I will avenge you, Robert!

A proposito di The Northman,
ultimo film di Robert Eggers

di Giuseppe Del Core / 27 maggio

Per farsi un’idea dell’immediato interesse che si è guadagnato Robert Eggers, basti pensare che, già molto prima che The Northman approdasse nelle sale, si era iniziato a chiacchierare – e a farlo con un certo hype – riguardo a un altro progetto del regista statunitense, cioè il re(re)make di Nosferatu. La notizia era stata accolta con l’accoglienza che si è ormai soliti riservare a notizie di questo tipo: non curiosità ma preventiva acclamazione (al coraggio?), non ansia ma pura trepidazione. Non si può aspettare, sarà un capolavoro.

Sì, perché il trentottenne Eggers, dopo soli due film, pareva già deputato a guidare la rinascita del Cinema, peraltro all’interno di una scena horror capace di affrancarsi dai franchise (e quindi Saw, Rec, Paranormal Activity e, più tardi, The Conjuring) e spostarsi su un piano più autoriale. Nel giro di poco è nata una triade quasi inseparabile: Jordan Peele (Scappa – Get Out, Noi), Ari Aster (Hereditary, Midsommar) e appunto Robert Eggers (The Witch, The Lighthouse e ora The Northman), a cui talvolta si aggiunge il nome di David Robert Mitchell, che però sembra appartenere meno al genere, dato che ha esordito con un coming of age (il delizioso e sottovalutatissimo The Myth of the American Sleepover) e che, dopo l’incursione horror con It follows (2014), è tornato con un simil-noir psichedelico mai distribuito in Italia (Under the silver lake, 2018).

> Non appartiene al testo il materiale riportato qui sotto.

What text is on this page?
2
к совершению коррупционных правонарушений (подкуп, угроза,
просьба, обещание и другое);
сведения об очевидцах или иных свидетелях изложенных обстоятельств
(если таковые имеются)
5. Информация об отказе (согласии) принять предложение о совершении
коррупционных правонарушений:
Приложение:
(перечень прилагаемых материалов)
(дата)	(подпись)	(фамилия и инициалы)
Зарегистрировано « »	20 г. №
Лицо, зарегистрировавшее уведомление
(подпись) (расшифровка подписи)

Per quanto diversi nell’approccio (Scappa – Get Out per esempio resta comunque un cinema più vicino all’intrattenimento, e del resto Peele nasce come comico), i tre esordi avevano ricevuto un’approvazione – fino a sfociare nell’acclamazione – più o meno generale. Chiamati alla seconda prova (che è sempre la più difficile nella carriera di un artista, canta il luogo comune), i giudizi si sono assestati su una gerarchia più o meno condivisa: Peele, appunto, staccato dagli altri due (guai a premiare il cinema divertente!), con Eggers e Aster a contendersi il primato. Ritmi, ambizioni e cifre stilistiche avevano insomma collocato i due registi nella dimensione degli autori (questi, cioè, non vogliono [solo] divertire: vogliono fare arte).

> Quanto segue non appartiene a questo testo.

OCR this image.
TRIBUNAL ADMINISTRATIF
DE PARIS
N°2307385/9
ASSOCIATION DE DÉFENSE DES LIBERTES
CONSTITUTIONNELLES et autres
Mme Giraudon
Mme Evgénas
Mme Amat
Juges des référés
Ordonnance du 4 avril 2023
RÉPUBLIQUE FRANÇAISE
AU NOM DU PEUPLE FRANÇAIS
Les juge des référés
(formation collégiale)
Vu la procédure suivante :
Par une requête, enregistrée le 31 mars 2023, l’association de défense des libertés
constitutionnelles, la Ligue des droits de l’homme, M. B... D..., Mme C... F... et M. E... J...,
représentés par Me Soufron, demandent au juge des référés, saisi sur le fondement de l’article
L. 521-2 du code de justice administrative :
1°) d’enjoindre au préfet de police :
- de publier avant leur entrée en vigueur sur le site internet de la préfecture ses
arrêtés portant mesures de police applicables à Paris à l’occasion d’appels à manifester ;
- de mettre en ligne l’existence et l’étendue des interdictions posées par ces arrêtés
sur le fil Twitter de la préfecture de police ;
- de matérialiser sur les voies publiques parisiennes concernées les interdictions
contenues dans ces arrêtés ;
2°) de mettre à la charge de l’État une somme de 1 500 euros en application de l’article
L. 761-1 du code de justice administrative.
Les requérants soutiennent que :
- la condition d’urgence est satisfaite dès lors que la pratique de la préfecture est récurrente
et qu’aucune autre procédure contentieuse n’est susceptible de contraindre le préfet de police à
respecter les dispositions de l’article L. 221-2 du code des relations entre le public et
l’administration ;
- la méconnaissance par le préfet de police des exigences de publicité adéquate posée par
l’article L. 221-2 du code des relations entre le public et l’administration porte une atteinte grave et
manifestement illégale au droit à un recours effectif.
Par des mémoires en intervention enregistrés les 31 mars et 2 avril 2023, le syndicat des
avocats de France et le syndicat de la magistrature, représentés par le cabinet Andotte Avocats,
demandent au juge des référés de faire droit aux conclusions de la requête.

The Lighthouse era un film autoriale in tutto e per tutto: dall’impostazione teatrale al lavoro sulla recitazione, dai riferimenti (moltissimi) letterari a – manco a dirlo, naturalmente – il bianco e nero. Eppure, a giudizio di chi scrive, questo impianto così fortemente autoriale, che pretendeva un’esegesi tanto stimolante per l’intelligenza e la cultura di certi spettatori (e in particolare di quello medio), finiva per risultare irritante – proprio per via dell’eccesso di simboli e riferimenti e interpretazioni in relazione a un’azione molto minimale – per altri.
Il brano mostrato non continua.